Smokers may have more trouble sleeping than non-smokers, according to a new study from German researchers.
The findings, published in the journal Addiction Biology, suggest that smokers are more likely to not get enough sleep each night and have disturbed sleep than people who don't smoke cigarettes, Reuters first reported.
The study is based on the sleep habits of 1,071 people who smoke and 1,243 people who don't smoke. The researchers found that 28.1 percent of the smokers had disturbed sleep quality, compared with 19.1 percent of nonsmokers. And 17 percent of smokers also reported getting six or fewer hours of sleep a night, compared with 7 percent of nonsmokers, Reuters reported.

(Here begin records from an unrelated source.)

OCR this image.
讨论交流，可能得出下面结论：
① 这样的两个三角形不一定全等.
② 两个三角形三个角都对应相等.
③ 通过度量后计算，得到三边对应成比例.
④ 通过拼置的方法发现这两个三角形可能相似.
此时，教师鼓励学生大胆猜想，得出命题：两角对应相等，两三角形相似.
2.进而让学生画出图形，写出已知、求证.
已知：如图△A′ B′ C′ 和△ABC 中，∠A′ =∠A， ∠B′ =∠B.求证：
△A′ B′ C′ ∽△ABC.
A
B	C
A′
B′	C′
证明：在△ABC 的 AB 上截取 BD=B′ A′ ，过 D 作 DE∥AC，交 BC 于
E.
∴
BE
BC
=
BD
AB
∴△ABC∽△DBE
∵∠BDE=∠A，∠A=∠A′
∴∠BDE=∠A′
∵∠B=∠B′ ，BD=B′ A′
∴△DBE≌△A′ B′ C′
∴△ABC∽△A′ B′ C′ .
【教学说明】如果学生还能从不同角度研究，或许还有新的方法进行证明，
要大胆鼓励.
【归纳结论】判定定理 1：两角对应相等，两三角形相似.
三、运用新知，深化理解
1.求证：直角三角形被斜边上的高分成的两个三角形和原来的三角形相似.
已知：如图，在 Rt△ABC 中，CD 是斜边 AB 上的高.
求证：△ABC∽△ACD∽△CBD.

"It appears likely that smoking is a behaviourally modifiable risk factor for the occurrence of impaired SQ [sleep quality] and short sleep duration," the researchers wrote in the study.
In 2008, scientists from the Centers for Disease Control and Prevention also found that people who get fewer than six hours of sleep every night had higher rates of smoking, as well as obesity, alcohol use and physical inactivity, PsychCentral reported.
And in another study in the journal CHEST, researchers from the Johns Hopkins University School of Medicine found that smokers have a four-times higher risk of unrestful sleep than people who don't smoke. They are also more likely to experience light -- rather than deep -- sleep.
"It is possible that smoking has time-dependent effects across the sleep period," study researcher Dr. Naresh M. Punjabi, M.D., Ph.D., FCCP, said in a statement. "Smokers commonly experience difficulty falling asleep due to the stimulating effects of nicotine. As night evolves, withdrawal from nicotine may further contribute to sleep disturbance."